На трибунах возлежали двенадцать драконов — почтенных старейшин. Чешуя на их коричневых телах выцвела, крылья обветшали, а здоровенные, размером с киоски Роспечати, головы покоились на плитах — дряхлые шеи уже не могли подолгу удерживать на весу лучшие мозги драконьей расы.
— Слово предоставляется профессору Гроссешланге, — изрек самый древний ящер, председатель ученого совета,
Профессор с кряхтением поднял одну из голов и переложил ее в центр арены, на каменный куб, служивший своеобразной трибуной,
— Кхе-кхе, — дымно прочистил горло Гроссешланге. — Уважаемые коллеги! Я всё еще считаю первоочередной задачей выработать четкую позицию по поводу грядущей людской войны…
— Мы уже обсуждали этот вопрос, коллега, — прохрипел ближний к затаившемуся Палванычу дракон. — Нас не интересуют мелкие страстишки двуногих.
Ученый совет одобрительно зашумел. Председатель вскинул хвост и обрушил его на гранитную плиту. Удар получился громким.

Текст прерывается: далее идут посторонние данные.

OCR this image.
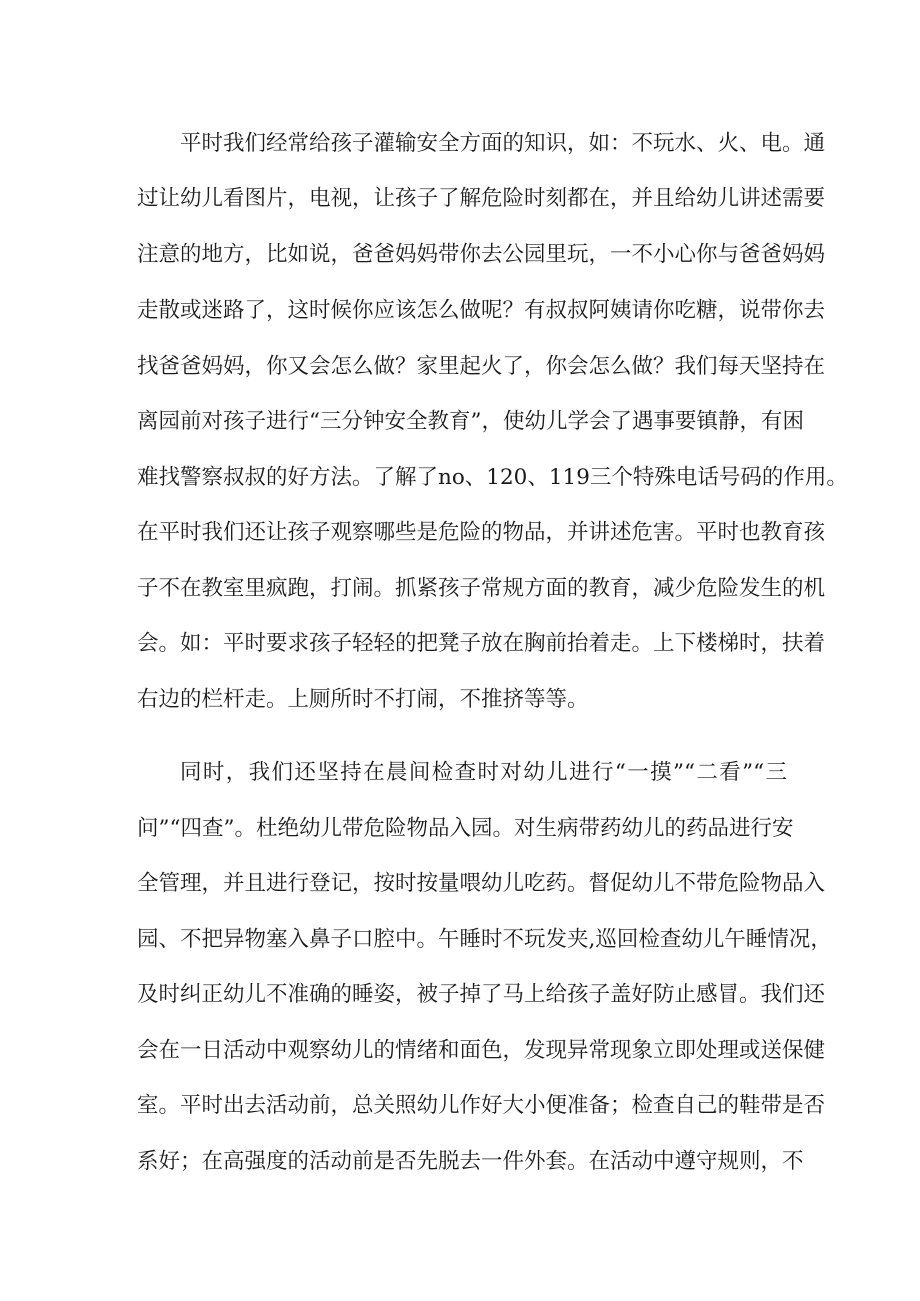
平时我们经常给孩子灌输安全方面的知识，如：不玩水、火、电。通
过让幼儿看图片，电视，让孩子了解危险时刻都在，并且给幼儿讲述需要
注意的地方，比如说，爸爸妈妈带你去公园里玩，一不小心你与爸爸妈妈
走散或迷路了，这时候你应该怎么做呢？有叔叔阿姨请你吃糖，说带你去
找爸爸妈妈，你又会怎么做？家里起火了，你会怎么做？我们每天坚持在
离园前对孩子进行“三分钟安全教育”，使幼儿学会了遇事要镇静，有困
难找警察叔叔的好方法。了解了no、120、119三个特殊电话号码的作用。
在平时我们还让孩子观察哪些是危险的物品，并讲述危害。平时也教育孩
子不在教室里疯跑，打闹。抓紧孩子常规方面的教育，减少危险发生的机
会。如：平时要求孩子轻轻的把凳子放在胸前抬着走。上下楼梯时，扶着
右边的栏杆走。上厕所时不打闹，不推挤等等。
同时，我们还坚持在晨间检查时对幼儿进行“一摸”“二看”“三
问”“四查”。杜绝幼儿带危险物品入园。对生病带药幼儿的药品进行安
全管理，并且进行登记，按时按量喂幼儿吃药。督促幼儿不带危险物品入
园、不把异物塞入鼻子口腔中。午睡时不玩发夹,巡回检查幼儿午睡情况，
及时纠正幼儿不准确的睡姿，被子掉了马上给孩子盖好防止感冒。我们还
会在一日活动中观察幼儿的情绪和面色，发现异常现象立即处理或送保健
室。平时出去活动前，总关照幼儿作好大小便准备；检查自己的鞋带是否
系好；在高强度的活动前是否先脱去一件外套。在活动中遵守规则，不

— К порядку! — призвал ученых председатель. — Продолжайте, профессор.
— Спасибо. К сведению почетного собрания, нам грозят не «страстишки», а опустошительная война, ставящая под угрозу целостность ткани нашего мира! Это будет крупнейшая катастрофа, какой не бывало в последние… в последние… — Гроссешланге задумался, копаясь в памяти.
Он закатил глаза, потом сомкнул веки и замер.
— Он что, опять заснул? — раздались голоса мудрейших драконов. — Безобразие!
Другие высказывались по существу:
— Но у уважаемого Грорсешланге должны быть серьезные причины для разговоров о нарушении целостности ткани мироздания!.. Нельзя допустить панику и смятение в нашем обществе! Предлагаем разбудить коллегу для объяснений!
— Если этот старый хрыч заснул, то это на…
— Тридцать тысяч лет! — изрек Гроссешланге, открыв глаза. — Последние тридцать тысяч лет не случалось катастрофы, сопоставимой с грядущей! Люди и так злоупотребили открыванием прохода между мирами! Здесь уже бродят пришельцы из иных миров, понимаете! И это не самое страшное…
«Ексель-моксель, — подумал прапорщик, — это же про нас с Лавочкиным!»